The snake has been an ongoing preoccupation for me too – my snake woman image emerged during training on grief counselling. A map of personal losses but also an Ishtar descending to the underworld, shedding layers on each landing until she is ultimately just decomposing flesh. Is that it? Except my version came out so clean.

And Medusa always recurs - Medusa as shadow.

“She was once more in the presence of the muse, the crucial one, the Medusa who had made her understand that if you turn Medusa’s face around, it is your own face, it is yourself who must be conquered” May Sarton

I have started looking again at this piece - my Medusa/Mrs Rochester in her padded cell box. She even has the barren womb of a Goneril and the vivid shadow of me looming on the outside. The cat on top is not part of the work!

My charred doll fragment started as a snake woman too but the fire severed her human torso from her animal body.
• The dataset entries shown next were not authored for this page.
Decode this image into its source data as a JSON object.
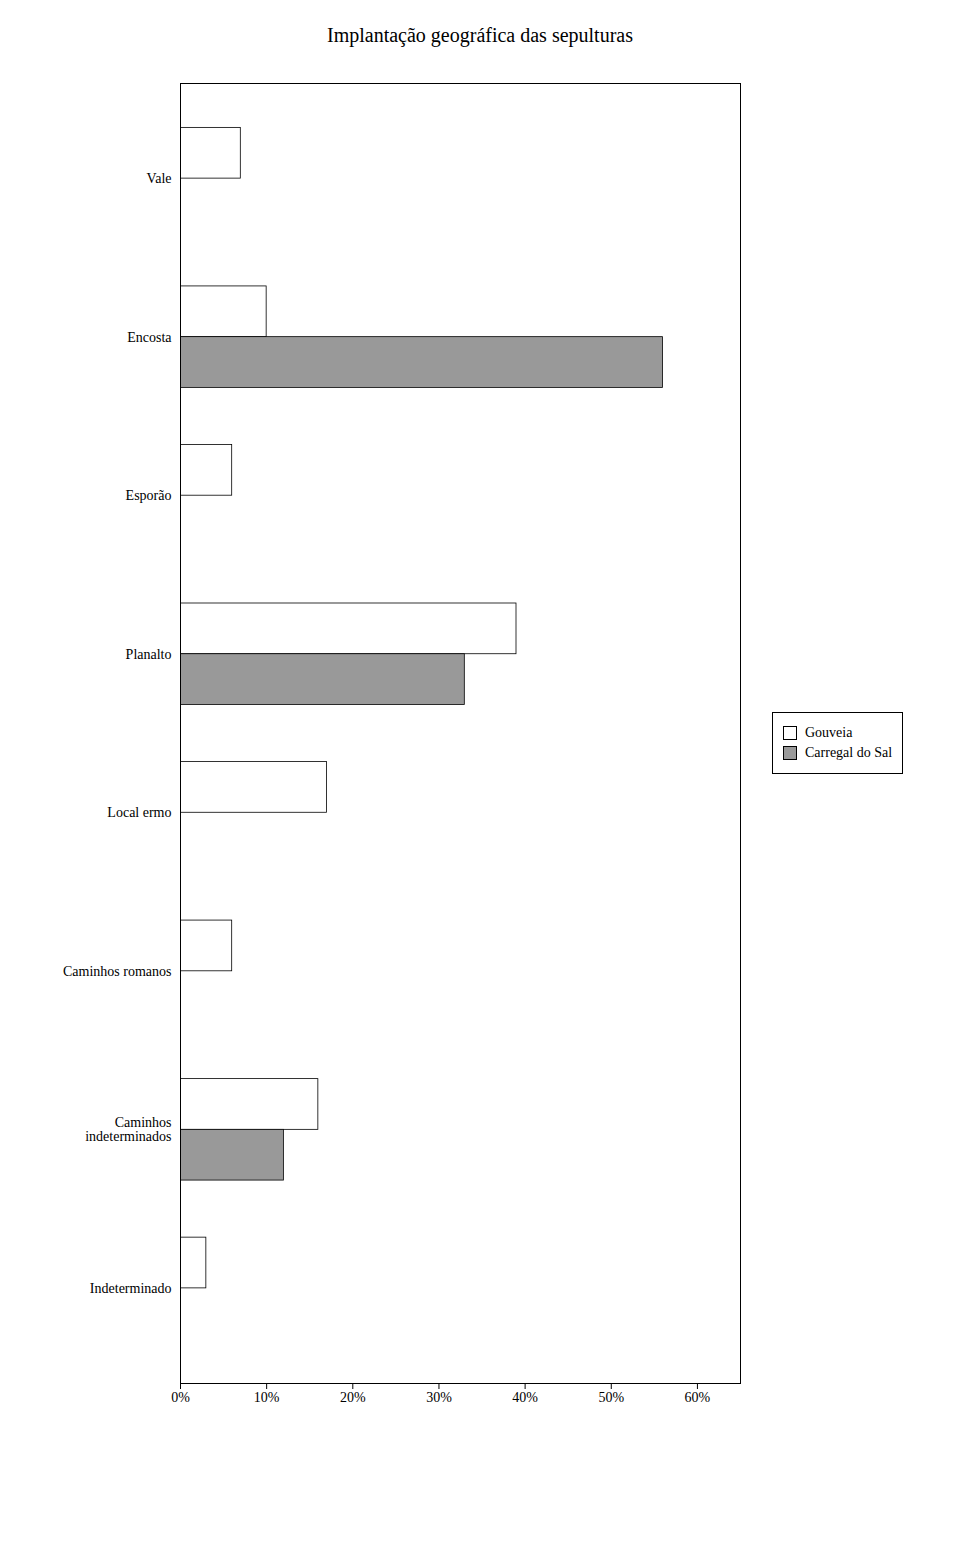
{
  "chart_data": {
    "type": "bar",
    "orientation": "horizontal",
    "title": "Implantação geográfica das sepulturas",
    "categories": [
      "Indeterminado",
      "Caminhos\nindeterminados",
      "Caminhos romanos",
      "Local ermo",
      "Planalto",
      "Esporão",
      "Encosta",
      "Vale"
    ],
    "series": [
      {
        "name": "Gouveia",
        "color": "#ffffff",
        "values": [
          3,
          16,
          6,
          17,
          39,
          6,
          10,
          7
        ]
      },
      {
        "name": "Carregal do Sal",
        "color": "#999999",
        "values": [
          0,
          12,
          0,
          0,
          33,
          0,
          56,
          0
        ]
      }
    ],
    "xlim": [
      0,
      65
    ],
    "xticks": [
      {
        "value": 0,
        "label": "0%"
      },
      {
        "value": 10,
        "label": "10%"
      },
      {
        "value": 20,
        "label": "20%"
      },
      {
        "value": 30,
        "label": "30%"
      },
      {
        "value": 40,
        "label": "40%"
      },
      {
        "value": 50,
        "label": "50%"
      },
      {
        "value": 60,
        "label": "60%"
      }
    ],
    "grid": false,
    "legend": "right"
  }
}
After Atwood I followed a thread of bitch stories - highlighted by Aguiar in The Bitch is Back. I re-read Jane Smiley’s A Thousand Acres – retelling of the Lear story from Goneril’s point of view. I read it in my 20s and admired it but it touches me more deeply now. I love the vivid evoking of the history of the land – from its boggy prehistory, through cultivation to a state where modern farming has left it poisoned and depleted. It is a novel where women's bodies parallel the toxic land - they have barren wombs and diseased breasts. Compliant Ginny has forgotten the abuse she suffered at the hands of her father. She has spent her life wanting to be liked, creating a façade of perfect femininity in her absolute mastery of the domestic realm and care of her monstrous father. She has her eyes shut. In contrast her savage, sick, sister Rose bears witness relentlessly. I loved the way Ginny taps into her own instinctual needs by becoming animal – feeling herself to be a desiring sow body. And then her mad, jealous and murderous rage. Although Ginny loses everything she can see more clearly, remember, and choose to say,

Finally I read Anne Tyler’s Ladder of Years – where the heroine is a middle aged Cordelia stuck in a routine life. When her father dies and her children turn away from her into adulthood Delia walks away and begins a new life. But the clean slate becomes a repetition – the same issues surface. The gap between ideal and real has to be borne.

Interestingly both Ginny and Delia flee their homes and take refuge in cheap rented rooms and minimum wage jobs. Drab independence – unencumbered by any need to display domestic goddessery or (at least to begin with) to nurture anyone else. Which takes me back to the Joan Barfoot novel which began this blog. The woman walking away.

I am still struggling to integrate this. But also wondering about the relation between this fiction and my sculptures. My great monolithic goddess pod seems shallow compared to the complex narrative and plumbable layers of these wonderful novels. Perhaps that is learning to tolerate the difference between ideal and accomplishable. The images emerge in response to an emotion, conception is swift but but then follows the commitment of execution, so slowly and with difficulty – at the limits of my technical ability. The layers are there but somehow compressed. So much time for the doubt to creep in.

Books referred to above or inspiring this theme:

Aguiar, Sarah Appleton - The Bitch is Back: Wicked Women in Literature

Brinton Perera, Sylvia - Descent to the Goddess

Hall, Nor - The Moon and the Virgin

Hannah, Barbara -Striving Towards Wholeness

Hannah, Barbara - The Animus: The Spirit of Inner Truth in Women

May Sarton - Mrs Steven's Hears the Mermaids Singing.